Additive cardioprotection by dapagliflozin and pioglitazone co-therapy in streptozotocin-induced diabetic rats.

Abstract

Objectives: In diabetes mellitus, inflammation and apoptosis contribute to cardiovascular injury and oxidative damage. Dapagliflozin and Pio, beyond their hypoglycemic effects, mitigate organ damage. This study explored whether their combination provides enhanced protection against cardiac damage in streptozotocin-induced diabetic rats.

Methods: Wistar rats were divided into control, diabetic (STZ, 55 mg/kg, i.p.), dapagliflozin-treated (10 mg/kg, chow), pioglitazone-treated (12 mg/kg, chow), and combination groups. After six weeks, systolic blood pressure, glucose, and lipids were assessed; subsequently, the left ventricle was excised for real-time quantitative PCR and western blot analyses.

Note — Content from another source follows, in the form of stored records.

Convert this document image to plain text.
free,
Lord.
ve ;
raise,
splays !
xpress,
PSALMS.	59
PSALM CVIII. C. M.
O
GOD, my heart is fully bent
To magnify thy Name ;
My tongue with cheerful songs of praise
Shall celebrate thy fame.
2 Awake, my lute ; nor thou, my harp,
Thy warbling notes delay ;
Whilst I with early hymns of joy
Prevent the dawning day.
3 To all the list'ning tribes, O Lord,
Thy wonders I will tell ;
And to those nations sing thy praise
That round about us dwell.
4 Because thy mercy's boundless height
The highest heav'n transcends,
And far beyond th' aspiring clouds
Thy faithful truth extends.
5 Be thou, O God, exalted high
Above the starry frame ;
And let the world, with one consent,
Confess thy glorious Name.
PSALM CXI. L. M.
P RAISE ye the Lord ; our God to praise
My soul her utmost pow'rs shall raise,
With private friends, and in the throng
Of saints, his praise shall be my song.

Key findings: Both drugs alleviated STZ-induced weight loss, water intake, and urine output without significant glucose reduction. The monotherapy also effectively modulated oxidative stress, inflammation, and apoptosis. The combination of drugs led to a more favourable lipid profile than the individual drugs. Dapagliflozin + pioglitazone additively upregulated MnSOD, normalized Bcl2 and Bax/Bcl2 ratios, and decreased tumour necrosis factor-α levels in the left ventricle. These effects were associated with improved cardiac damage markers (Myh6/Myh7 ratio) and systolic blood pressure compared to the administration of the drugs alone.

Conclusions: Combined dapagliflozin and pioglitazone protect diabetic rat hearts by reducing oxidative stress, inflammation, and apoptosis, independently of glycemic control. This combination therapy offers a promising approach to mitigate cardiovascular complications in diabetes.